This is a unique process Tie Guan Yin and Osmanthus flower are put together when the leaves are still freshly picked, balled up in cloth and then vigorously rolled together. This process breaks and bruises the leaves of the tea and allows the aroma and Osmanthis oils to enter the structure of the tea leaves. It also results in more broken leaves than you would find in our Fancy Grade Tie Guan Yin.
Then the Tie Guan Yin and Osmanthus flowers are baked together at 60C for 14-16 hours. Several times during the baking process the door to the oven is opened to allow built up heat to escape.
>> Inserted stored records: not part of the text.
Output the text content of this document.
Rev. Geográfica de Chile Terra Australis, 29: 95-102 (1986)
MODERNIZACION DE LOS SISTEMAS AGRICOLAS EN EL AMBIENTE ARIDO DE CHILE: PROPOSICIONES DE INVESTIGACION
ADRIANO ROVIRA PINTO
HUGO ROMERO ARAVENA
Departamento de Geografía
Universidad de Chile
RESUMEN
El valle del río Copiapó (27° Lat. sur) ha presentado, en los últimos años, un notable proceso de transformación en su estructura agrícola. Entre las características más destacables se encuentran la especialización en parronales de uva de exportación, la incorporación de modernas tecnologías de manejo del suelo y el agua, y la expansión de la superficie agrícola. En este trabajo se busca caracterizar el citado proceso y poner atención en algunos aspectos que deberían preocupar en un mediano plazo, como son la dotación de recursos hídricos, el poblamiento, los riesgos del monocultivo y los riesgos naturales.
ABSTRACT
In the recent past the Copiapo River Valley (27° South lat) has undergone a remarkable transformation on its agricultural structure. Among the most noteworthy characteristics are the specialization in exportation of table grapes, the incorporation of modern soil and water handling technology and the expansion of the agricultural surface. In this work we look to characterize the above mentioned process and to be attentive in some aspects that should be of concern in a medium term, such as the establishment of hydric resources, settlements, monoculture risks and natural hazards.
After the baking process is completed the osmanthus flower now brittle and brown (the last three pictures show the osmanthus and tea together just after the roasting process is completed) is entirely removed from the Tie Guan Yin by process of wind and sifting machine. Then the Tie Guan Yin completed and vacuum packed to maintain it's freshness and to keep the osmanthus fragrance imparted to it.
The aroma of the osmanthus when brewing the tea is subtle but noticeable and is a perfect complement to the natural aroma of a very lightly roasted Tie Guan Yin. The taste is very much that of a typical Tie Guan Yin but there is a nectar sweetness that is subtle and enjoyable which distinguishes this tea from a regular Tie Guan Yin.